La littérature comme bouclier : un contre-pouvoir
Défendre : faire entendre des voix inaudibles ou muselées
Comme l'écrit Italo Calvino dans La Machine littérature (1984), « la littérature est nécessaire à la politique avant tout lorsqu'elle donne une voix à qui n'en a pas ». La littérature est donc cet espace où se font entendre des voix autrement inaudibles. L'engagement de Voltaire dans l'affaire Calas (1761-1765) puis dans celle du chevalier de La Barre (1765-1766) permet la réhabilitation posthume de ces deux condamnés à la torture et à la mort. Dans le cas de l'affaire Sirven, Voltaire obtient même la relaxe et la réhabilitation de la famille Sirven de son vivant. L'intervention de Voltaire permet ainsi à ces familles protestantes injustement accusées de faire entendre leur vérité. Lorsqu'elle rédige sa Déclaration, Olympe de Gouges aussi fait entendre une voix souvent muselée, celle des femmes, rappelant qu'à rôle égal lors de la Révolution française, les femmes n'ont pourtant pas obtenu les mêmes droits que les hommes.

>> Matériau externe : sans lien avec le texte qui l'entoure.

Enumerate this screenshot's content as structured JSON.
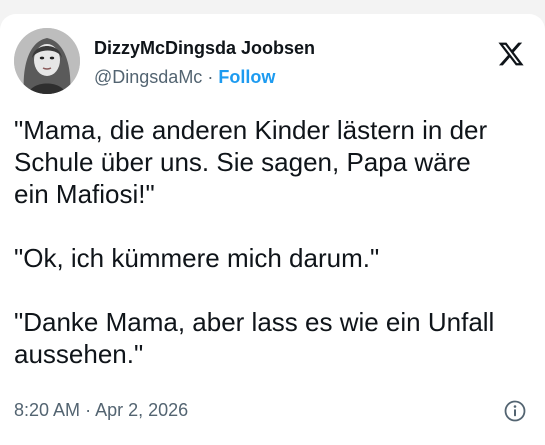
{
  "author": {
    "display_name": "DizzyMcDingsda Joobsen",
    "handle": "@DingsdaMc",
    "separator": "·",
    "follow_label": "Follow"
  },
  "icons": {
    "brand": "x-logo-icon",
    "info": "info-icon"
  },
  "tweet": {
    "paragraphs": [
      "\"Mama, die anderen Kinder lästern in der\nSchule über uns. Sie sagen, Papa wäre\nein Mafiosi!\"",
      "\"Ok, ich kümmere mich darum.\"",
      "\"Danke Mama, aber lass es wie ein Unfall\naussehen.\""
    ],
    "time": "8:20 AM",
    "separator": "·",
    "date": "Apr 2, 2026"
  },
  "colors": {
    "accent": "#1d9bf0",
    "text": "#0f1419",
    "secondary": "#536471"
  }
}
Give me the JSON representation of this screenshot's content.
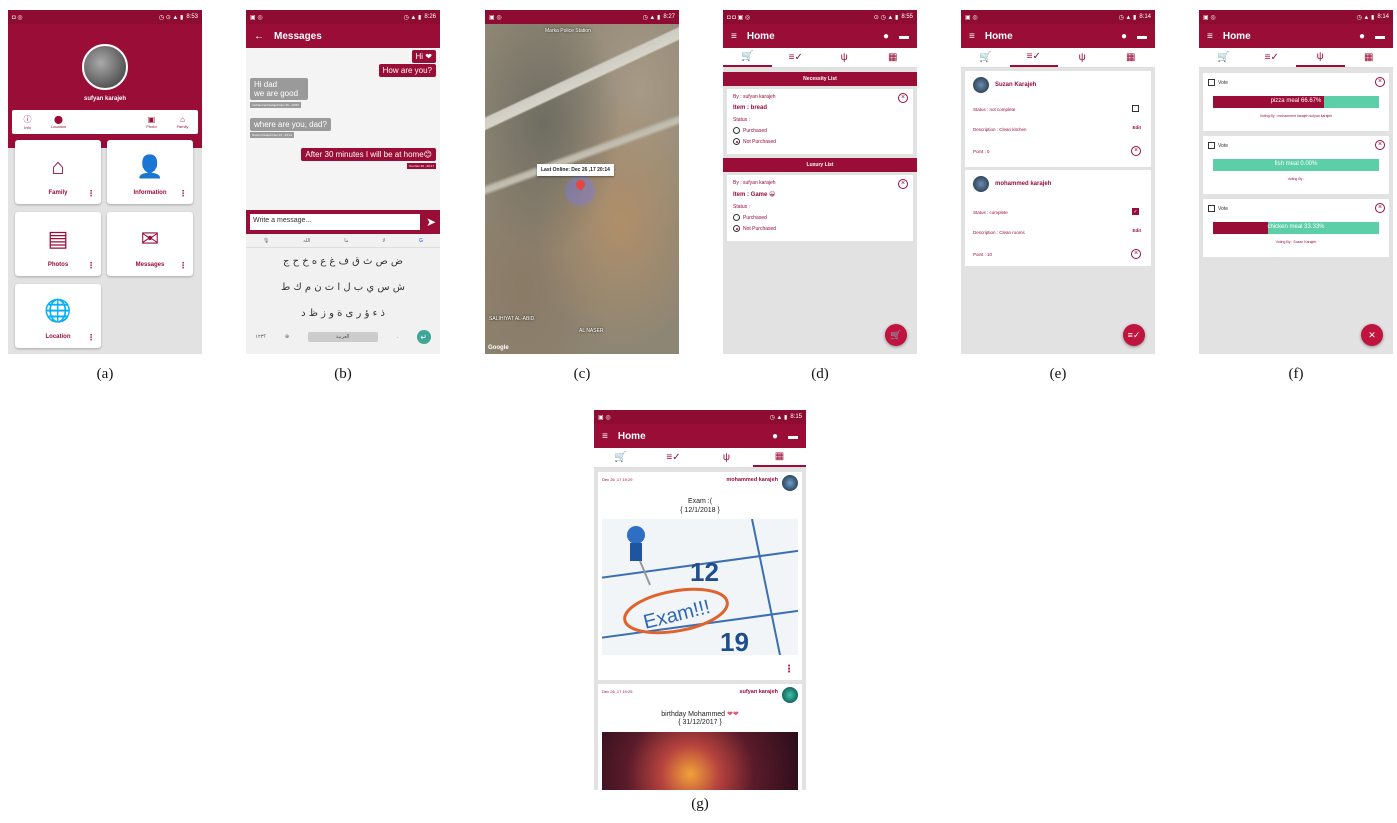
{
  "colors": {
    "primary": "#9a0d37",
    "accent": "#c0143f",
    "vote_bar": "#5ccfa8"
  },
  "captions": [
    "(a)",
    "(b)",
    "(c)",
    "(d)",
    "(e)",
    "(f)",
    "(g)"
  ],
  "a": {
    "time": "8:53",
    "name": "sufyan karajeh",
    "quick": [
      {
        "icon": "info-icon",
        "label": "Info"
      },
      {
        "icon": "location-pin-icon",
        "label": "Location"
      },
      {
        "icon": "photo-icon",
        "label": "Photo"
      },
      {
        "icon": "home-icon",
        "label": "Family"
      }
    ],
    "cards": [
      {
        "icon": "house-icon",
        "label": "Family"
      },
      {
        "icon": "person-info-icon",
        "label": "Information"
      },
      {
        "icon": "photos-icon",
        "label": "Photos"
      },
      {
        "icon": "envelope-icon",
        "label": "Messages"
      },
      {
        "icon": "globe-pin-icon",
        "label": "Location"
      }
    ]
  },
  "b": {
    "time": "8:26",
    "title": "Messages",
    "messages": [
      {
        "from": "me",
        "text": "Hi ❤"
      },
      {
        "from": "me",
        "text": "How are you?"
      },
      {
        "from": "them",
        "text": "Hi dad"
      },
      {
        "from": "them",
        "text": "we are good"
      },
      {
        "from": "them",
        "meta": "mohammed karajeh  Dec 26 , 19:50"
      },
      {
        "from": "them",
        "text": "where are you, dad?"
      },
      {
        "from": "them",
        "meta": "Suzan Karajeh  Dec 26 , 20:14"
      },
      {
        "from": "me",
        "text": "After 30 minutes I will be at home😊"
      },
      {
        "from": "me",
        "meta": "You  Dec 26 , 20:17"
      }
    ],
    "input_placeholder": "Write a message...",
    "kb_suggestions": [
      "الله",
      "ما",
      "لا"
    ],
    "kb_rows": [
      "ض ص ث ق ف غ ع ه خ ح ج",
      "ش س ي ب ل ا ت ن م ك ط",
      "ذ ء ؤ ر ى ة و ز ظ د"
    ],
    "kb_bottom": {
      "left": "؟١٢٣",
      "space": "العربية"
    }
  },
  "c": {
    "time": "8:27",
    "tooltip": "Last Online: Dec 26 ,17  20:14",
    "labels": {
      "station": "Marka Police Station",
      "south": "SALIHIYAT AL-ABID",
      "east": "AL NASER"
    },
    "google": "Google"
  },
  "d": {
    "time": "8:55",
    "title": "Home",
    "necessity_header": "Necessity List",
    "luxury_header": "Luxury List",
    "items": [
      {
        "by": "By : sufyan karajeh",
        "item": "Item : bread",
        "status_label": "Status :",
        "opt1": "Purchased",
        "opt2": "Not Purchased"
      },
      {
        "by": "By : sufyan karajeh",
        "item": "Item : Game 😀",
        "status_label": "Status :",
        "opt1": "Purchased",
        "opt2": "Not Purchased"
      }
    ]
  },
  "e": {
    "time": "8:14",
    "title": "Home",
    "tasks": [
      {
        "name": "Suzan Karajeh",
        "status": "Status : not complete",
        "checked": false,
        "desc": "Description : Clean kitchen",
        "edit": "Edit",
        "point": "Point : 0"
      },
      {
        "name": "mohammed karajeh",
        "status": "Status : complete",
        "checked": true,
        "desc": "Description : Clean rooms",
        "edit": "Edit",
        "point": "Point : 10"
      }
    ]
  },
  "f": {
    "time": "8:14",
    "title": "Home",
    "polls": [
      {
        "vote": "Vote",
        "label": "pizza meal 66.67%",
        "fraction": 0.6667,
        "by": "Voting By : mohammed karajeh  sufyan karajeh"
      },
      {
        "vote": "Vote",
        "label": "fish meal 0.00%",
        "fraction": 0.0,
        "by": "Voting By :"
      },
      {
        "vote": "Vote",
        "label": "chicken meal 33.33%",
        "fraction": 0.3333,
        "by": "Voting By : Suzan Karajeh"
      }
    ]
  },
  "g": {
    "time": "8:15",
    "title": "Home",
    "posts": [
      {
        "date": "Dec 26 ,17  19:29",
        "author": "mohammed karajeh",
        "line1": "Exam :(",
        "line2": "{   12/1/2018 }",
        "image_text": "Exam!!!"
      },
      {
        "date": "Dec 26 ,17  19:25",
        "author": "sufyan karajeh",
        "line1": "birthday  Mohammed",
        "line2": "{   31/12/2017 }"
      }
    ]
  }
}
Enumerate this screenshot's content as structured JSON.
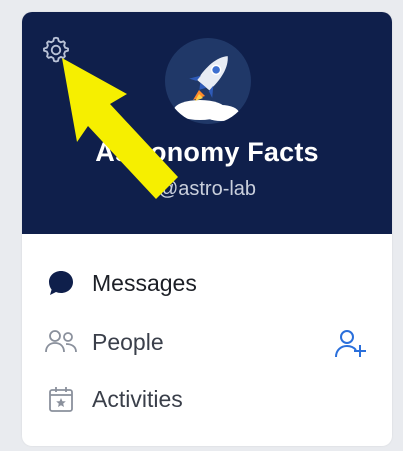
{
  "group": {
    "name": "Astronomy Facts",
    "handle": "@astro-lab"
  },
  "nav": {
    "items": [
      {
        "label": "Messages",
        "icon": "chat-bubble-icon",
        "active": true
      },
      {
        "label": "People",
        "icon": "people-icon",
        "active": false
      },
      {
        "label": "Activities",
        "icon": "calendar-star-icon",
        "active": false
      }
    ]
  },
  "header": {
    "settings_icon": "gear-icon",
    "logo_icon": "rocket-icon"
  },
  "actions": {
    "add_person_icon": "add-person-icon"
  },
  "colors": {
    "header_bg": "#0f1f4b",
    "accent": "#2a6fdb",
    "annotation_arrow": "#f6ef00"
  }
}
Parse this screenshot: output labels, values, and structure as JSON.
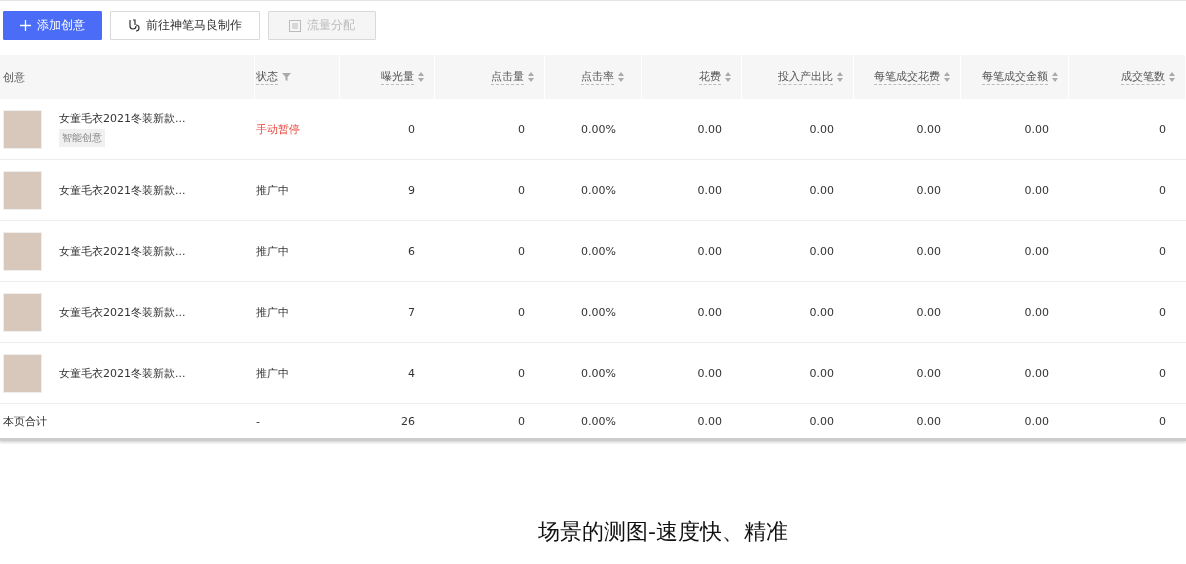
{
  "toolbar": {
    "buttons": [
      {
        "label": "添加创意",
        "kind": "primary",
        "disabled": false
      },
      {
        "label": "前往神笔马良制作",
        "kind": "default",
        "disabled": false
      },
      {
        "label": "流量分配",
        "kind": "default",
        "disabled": true
      }
    ]
  },
  "table": {
    "columns": [
      {
        "label": "创意",
        "sortable": false,
        "filterable": false
      },
      {
        "label": "状态",
        "sortable": false,
        "filterable": true
      },
      {
        "label": "曝光量",
        "sortable": true,
        "filterable": false
      },
      {
        "label": "点击量",
        "sortable": true,
        "filterable": false
      },
      {
        "label": "点击率",
        "sortable": true,
        "filterable": false
      },
      {
        "label": "花费",
        "sortable": true,
        "filterable": false
      },
      {
        "label": "投入产出比",
        "sortable": true,
        "filterable": false
      },
      {
        "label": "每笔成交花费",
        "sortable": true,
        "filterable": false
      },
      {
        "label": "每笔成交金额",
        "sortable": true,
        "filterable": false
      },
      {
        "label": "成交笔数",
        "sortable": true,
        "filterable": false
      }
    ],
    "rows": [
      {
        "tag": "智能创意",
        "kind": "paused",
        "cells": [
          "女童毛衣2021冬装新款...",
          "手动暂停",
          "0",
          "0",
          "0.00%",
          "0.00",
          "0.00",
          "0.00",
          "0.00",
          "0"
        ]
      },
      {
        "kind": "active",
        "cells": [
          "女童毛衣2021冬装新款...",
          "推广中",
          "9",
          "0",
          "0.00%",
          "0.00",
          "0.00",
          "0.00",
          "0.00",
          "0"
        ]
      },
      {
        "kind": "active",
        "cells": [
          "女童毛衣2021冬装新款...",
          "推广中",
          "6",
          "0",
          "0.00%",
          "0.00",
          "0.00",
          "0.00",
          "0.00",
          "0"
        ]
      },
      {
        "kind": "active",
        "cells": [
          "女童毛衣2021冬装新款...",
          "推广中",
          "7",
          "0",
          "0.00%",
          "0.00",
          "0.00",
          "0.00",
          "0.00",
          "0"
        ]
      },
      {
        "kind": "active",
        "cells": [
          "女童毛衣2021冬装新款...",
          "推广中",
          "4",
          "0",
          "0.00%",
          "0.00",
          "0.00",
          "0.00",
          "0.00",
          "0"
        ]
      }
    ],
    "summary": {
      "cells": [
        "本页合计",
        "-",
        "26",
        "0",
        "0.00%",
        "0.00",
        "0.00",
        "0.00",
        "0.00",
        "0"
      ]
    }
  },
  "caption": "场景的测图-速度快、精准"
}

Dénoncer : changer nos représentations
La littérature sert enfin à faire évoluer nos représentations. C'est à ce travail de longue haleine que se livre notamment Olympe de Gouges dans sa Déclaration en réfléchissant à la question de la « nature » des femmes : elle affirme que les femmes sont par nature égales en droits aux hommes et que la ruse habituelle qu'on leur prête ne leur est point naturelle mais est au contraire la conséquence d'une contrainte sociale. Ce faisant, Olympe de Gouges libère les femmes des clichés négatifs qui pèsent sur elles, libération symbolique nécessaire pour que s'accomplisse une libération civile et politique.
Conclusion
Certes, lorsqu'il écrit « Longtemps j'ai pris ma plume pour une épée, à présent je connais notre impuissance », Sartre semble une fois pour toutes affirmer l'absence de pouvoir politique de la littérature. Mais ce serait oublier qu'il ajoute aussitôt après : « N'importe : je fais, je ferai des livres ; il en faut ; cela sert tout de même. » C'est que le pouvoir politique de la littérature doit être pensé à travers le temps et non dans l'immédiateté d'une publication : comme la Déclaration d'Olympe de Gouges, certains textes portent leurs fruits bien des années, voire des siècles après leur publication. La littérature s'avère alors être un véritable contre-pouvoir, résistant à l'épreuve du temps, au musellement de la parole et de la pensée.